If our goal is to generate a GRF specifically, and not just any MVN vector, there is another method that does not involve finding \(\bm{Σ}^{1/2}\)… Although the details are beyond the scope of this report, the idea is that \(\bm{Σ}\) has additional structure to it that can be taken advantage of when the locations \(\bm{x}_1, ..., \bm{x}_p\) form a grid in Euclidean space (the most common setting for GRFs). In this case, a clever algorithm known as Circulant Embedding can be used, which relies on the Discrete Fourier Transform.
Simulation
To demonstrate the difference in computational efficiency of these different MVN-generating methods, we have simulated the generation of \(\bm{Y} \sim \MVN{\bm{μ}, \bm{Σ}}\) for various dimensionalities – namely, \(p ∈ \{10^2, 20^2, 30^2, 40^2, 50^2\}\) so that these methods can be compared to the GRF-specific Circulant Embedding algorithm.
We also compare the performance of these methods (when implemented by hand) to routines from two pre-existing R
packages commonly used in Spatial Statistics : geoR::grf()

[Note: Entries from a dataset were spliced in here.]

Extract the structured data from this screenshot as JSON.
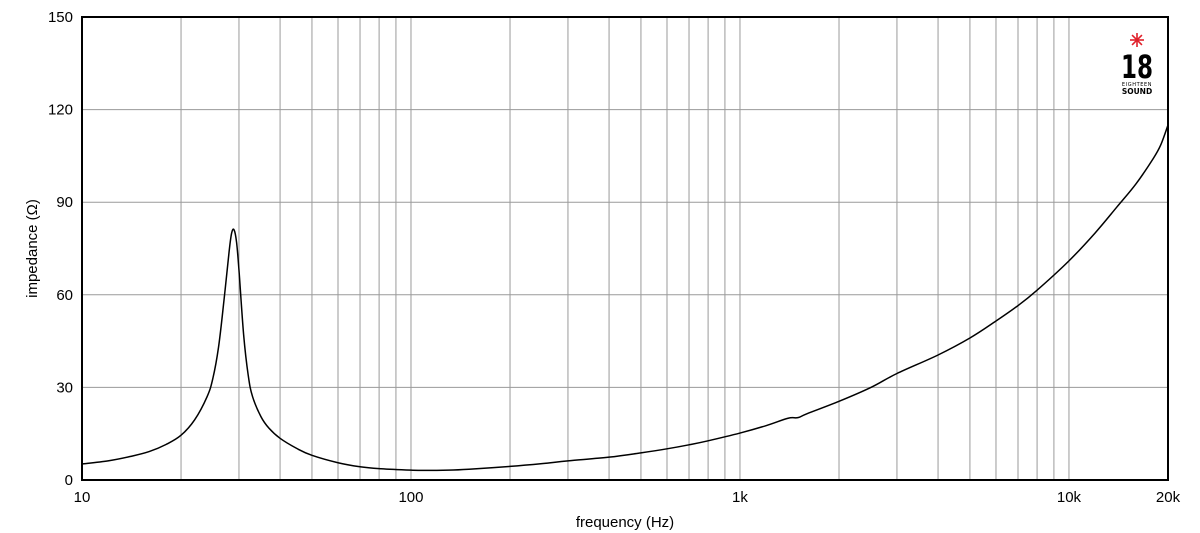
{
  "chart_data": {
    "type": "line",
    "xlabel": "frequency (Hz)",
    "ylabel": "impedance (Ω)",
    "x_scale": "log",
    "xlim": [
      10,
      20000
    ],
    "ylim": [
      0,
      150
    ],
    "x_tick_labels": [
      {
        "value": 10,
        "label": "10"
      },
      {
        "value": 100,
        "label": "100"
      },
      {
        "value": 1000,
        "label": "1k"
      },
      {
        "value": 10000,
        "label": "10k"
      },
      {
        "value": 20000,
        "label": "20k"
      }
    ],
    "y_ticks": [
      0,
      30,
      60,
      90,
      120,
      150
    ],
    "grid": true,
    "line_color": "#000000",
    "series": [
      {
        "x": [
          10,
          12,
          14,
          16,
          18,
          20,
          22,
          24,
          25,
          26,
          27,
          28,
          28.5,
          29,
          29.5,
          30,
          31,
          32,
          33,
          35,
          37,
          40,
          45,
          50,
          60,
          70,
          80,
          100,
          110,
          130,
          150,
          200,
          250,
          300,
          400,
          500,
          600,
          700,
          800,
          1000,
          1200,
          1400,
          1500,
          1600,
          2000,
          2500,
          3000,
          4000,
          5000,
          6000,
          7000,
          8000,
          10000,
          12000,
          14000,
          16000,
          18000,
          19000,
          20000
        ],
        "y": [
          5.2,
          6.2,
          7.6,
          9.2,
          11.5,
          14.5,
          19.5,
          27,
          33,
          43,
          58,
          74,
          80,
          81,
          77,
          68,
          47,
          34,
          27,
          20.5,
          16.8,
          13.5,
          10.2,
          8,
          5.6,
          4.3,
          3.7,
          3.2,
          3.1,
          3.2,
          3.5,
          4.4,
          5.3,
          6.2,
          7.4,
          8.8,
          10.1,
          11.4,
          12.7,
          15.2,
          17.6,
          20,
          20.2,
          21.5,
          25.5,
          30,
          34.5,
          40.5,
          46,
          51.5,
          56.5,
          61.5,
          71,
          80,
          88.5,
          96,
          104,
          108.5,
          115
        ]
      }
    ]
  },
  "logo": {
    "mark": "18",
    "line1": "EIGHTEEN",
    "line2": "SOUND",
    "star_color": "#e0202a"
  }
}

, which uses the Cholesky-Decomposition method; and fields::sim.rf()
, which uses the Circulant Embedding method.
The table below displays the computational time needed to generate 1 realization of \(\bm{Y} \sim \MVN{\bm{μ}, \bm{Σ}}\) (in seconds) for each method\(×\)dimensionality combination, averaged across 3 simulations.

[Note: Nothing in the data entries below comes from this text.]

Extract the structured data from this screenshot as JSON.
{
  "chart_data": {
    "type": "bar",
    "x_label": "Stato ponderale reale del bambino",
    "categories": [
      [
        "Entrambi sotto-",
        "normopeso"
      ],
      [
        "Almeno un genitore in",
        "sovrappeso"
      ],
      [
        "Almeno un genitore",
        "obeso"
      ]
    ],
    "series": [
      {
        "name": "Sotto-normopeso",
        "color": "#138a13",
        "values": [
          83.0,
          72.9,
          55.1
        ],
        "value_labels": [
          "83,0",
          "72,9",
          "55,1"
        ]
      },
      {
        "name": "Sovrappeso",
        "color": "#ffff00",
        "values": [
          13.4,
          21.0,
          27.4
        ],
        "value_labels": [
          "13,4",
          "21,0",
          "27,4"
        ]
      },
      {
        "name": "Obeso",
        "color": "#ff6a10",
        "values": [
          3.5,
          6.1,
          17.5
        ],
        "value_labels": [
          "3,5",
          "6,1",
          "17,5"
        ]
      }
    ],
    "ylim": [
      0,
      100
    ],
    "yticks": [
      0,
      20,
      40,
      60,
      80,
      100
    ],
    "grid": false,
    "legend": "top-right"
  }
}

method | 10×10 | 20×20 | 30×30 | 40×40 | 50×50 |
---|---|---|---|---|---|
denman-beavers | 0.07 | 2.43 | 23.74 | 144.64 | - |
newton-schulz | 0.09 | 3.02 | 28.44 | 148.37 | - |
cholesky | 0.01 | 0.08 | 0.41 | 2.09 | 6.50 |
eigen | 0.01 | 0.25 | 1.91 | 9.37 | 37.16 |
geor::grf | 0.01 | 0.09 | 0.53 | 2.08 | 6.46 |
fields::sim.rf | 0.01 | 0.01 | 0.01 | 0.02 | 0.03 |
Note that, for \(p=50×50=2500\) dimensions, the iterative methods are omitted as they would crash my R
session before converging – however, we can estimate the time taken to be around 600s (10 minutes). Although not discussed previously, a rigorous comparison of these methods would also take into account the storage complexity associated with each method, since a single Covariance matrix could occupy several GB of RAM.
Plotting these results…
Before discussing the results, note that the hand-implemented Cholesky Decomposition method is not seen on the plot above because the performance is almost identical to the geoR::grf()
routine (unsurprisingly).
Discussion
From our results above, we notice that
The Denman-Beavers and Newton-Schulz algorithms had the worst performance. This is partly because they are general-purpose tools and not problem-specific tools; but, it is also partly because the other methods are implemented more efficiently (e.g. the Cholesky and Eigen-Decomposition methods rely on well-optimized
FORTRAN
subroutines).The Eigen-Decomposition method is noticeably slower than the Cholesky-Decomposition method (the reason why is unclear, but could likely be revealed by digging into the
FORTRAN
source code of thechol()
andeigen()
functions)The Circulant-Embedding method had the best performance by far, and is likely the only method scalable for GRFs with dimensions \(p > 10,000\). However, when running the simulations, this method was also the least stable when the \(γ\) parameter is large (i.e. when correlation decays very slowly with distance). From the
fields::sim.rf()
documentation: “The algorithm… may not always work if the correlation range is large. Specifically [when] the weight function obtained from the FFT of the covariance field [has] negative values”
Although the simulations ran were imperfect comparisons, the conceptual takeaway is very clear: computational methods tailored to individual problems – i.e. those that take the most advantage of the problem assumptions – will tend to outperform general-purpose methods.